Por: Redação Alvoroço

Uma área utilizada como cemitério clandestino foi identificada na manhã desta quarta-feira (28) no município de Itabela, no extremo sul da Bahia. A descoberta ocorreu durante a operação “Cemitério Clandestino”, deflagrada pelo Ministério Público do Estado da Bahia (MPBA), por meio do Grupo de Atuação Especial de Combate às Organizações Criminosas e Investigações Criminais (Gaeco Sul), em conjunto com a Secretaria de Segurança Pública (SSP), através das Polícias Civil e Militar.
O local fica no povoado de São João do Monte, conhecido como Montinho, em uma área de mata fechada. Durante as diligências, as equipes localizaram pelo menos três ossadas humanas, que foram recolhidas pelo Departamento de Polícia Técnica (DPT). Os restos mortais passarão por procedimentos periciais de identificação, para posterior devolução às famílias.
De acordo com o MPBA, o local continuará sendo alvo de novas diligências investigativas, com o objetivo de localizar, recuperar e identificar outras possíveis vítimas. As investigações também buscam identificar a existência de outros pontos que possam ter sido utilizados como cemitérios clandestinos na região.

As apurações que levaram à descoberta da área tiveram início a partir de uma ação policial realizada no dia 20 de janeiro deste ano. Elementos colhidos durante as investigações indicaram que o local estaria sendo utilizado para a ocultação de cadáveres. Levantamentos preliminares apontam a possibilidade de que cerca de dez corpos tenham sido enterrados clandestinamente, possivelmente vítimas de execuções atribuídas ao chamado “tribunal do crime”.

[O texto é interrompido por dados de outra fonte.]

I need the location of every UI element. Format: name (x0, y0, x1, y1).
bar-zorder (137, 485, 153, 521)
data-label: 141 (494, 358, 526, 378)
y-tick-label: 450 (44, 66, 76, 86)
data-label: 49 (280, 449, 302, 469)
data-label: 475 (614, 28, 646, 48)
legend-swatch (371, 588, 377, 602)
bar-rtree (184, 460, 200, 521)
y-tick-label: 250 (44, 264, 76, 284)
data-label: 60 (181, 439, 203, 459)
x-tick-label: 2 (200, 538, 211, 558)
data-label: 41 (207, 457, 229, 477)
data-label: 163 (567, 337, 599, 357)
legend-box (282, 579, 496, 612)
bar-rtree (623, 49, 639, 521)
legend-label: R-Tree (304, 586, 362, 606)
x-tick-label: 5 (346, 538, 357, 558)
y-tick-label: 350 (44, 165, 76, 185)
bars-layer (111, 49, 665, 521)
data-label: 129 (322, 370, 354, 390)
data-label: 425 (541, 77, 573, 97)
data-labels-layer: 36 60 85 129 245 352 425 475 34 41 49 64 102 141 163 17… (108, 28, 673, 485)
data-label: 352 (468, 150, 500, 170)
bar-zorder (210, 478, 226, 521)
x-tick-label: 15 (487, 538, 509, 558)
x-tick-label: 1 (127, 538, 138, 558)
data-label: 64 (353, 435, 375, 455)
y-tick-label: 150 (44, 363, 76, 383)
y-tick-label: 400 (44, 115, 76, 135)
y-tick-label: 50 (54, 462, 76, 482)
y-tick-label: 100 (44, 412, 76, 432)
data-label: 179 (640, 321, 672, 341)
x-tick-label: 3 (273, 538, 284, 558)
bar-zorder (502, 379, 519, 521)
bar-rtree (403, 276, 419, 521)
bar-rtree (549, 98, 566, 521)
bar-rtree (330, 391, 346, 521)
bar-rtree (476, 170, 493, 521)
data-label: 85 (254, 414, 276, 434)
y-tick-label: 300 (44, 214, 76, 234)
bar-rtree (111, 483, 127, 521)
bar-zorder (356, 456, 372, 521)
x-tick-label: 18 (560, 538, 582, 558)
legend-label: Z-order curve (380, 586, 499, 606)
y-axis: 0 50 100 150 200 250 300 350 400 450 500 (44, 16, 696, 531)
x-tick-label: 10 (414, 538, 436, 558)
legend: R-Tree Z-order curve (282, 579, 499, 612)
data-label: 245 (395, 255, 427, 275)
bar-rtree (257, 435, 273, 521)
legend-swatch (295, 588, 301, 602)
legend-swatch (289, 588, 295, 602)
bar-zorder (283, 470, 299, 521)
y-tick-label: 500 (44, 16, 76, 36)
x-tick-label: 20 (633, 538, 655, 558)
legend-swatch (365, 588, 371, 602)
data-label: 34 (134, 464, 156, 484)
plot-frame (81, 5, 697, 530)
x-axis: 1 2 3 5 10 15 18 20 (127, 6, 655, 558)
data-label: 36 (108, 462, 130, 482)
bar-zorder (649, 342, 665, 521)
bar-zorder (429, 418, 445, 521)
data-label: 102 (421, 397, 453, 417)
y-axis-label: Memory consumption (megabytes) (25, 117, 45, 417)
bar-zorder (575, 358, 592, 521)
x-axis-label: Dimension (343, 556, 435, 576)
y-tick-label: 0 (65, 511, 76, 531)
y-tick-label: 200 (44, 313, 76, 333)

A operação policial de janeiro foi conduzida pela 23ª Coordenadoria Regional de Polícia do Interior (23ª Coorpin/1ª DT de Eunápolis), com apoio da Rondesp Extremo Sul e do 28º Batalhão da Polícia Militar, no contexto de ações de enfrentamento aos Crimes Violentos Letais Intencionais (CVLI) atribuídos a um grupo criminoso que atua na região.
Na ocasião, foram apreendidos armamentos, rádios comunicadores, aparelhos celulares, uma balaclava e vestimentas camufladas, materiais que reforçaram as suspeitas sobre a atuação de uma organização criminosa envolvida em homicídios e ocultação de cadáveres.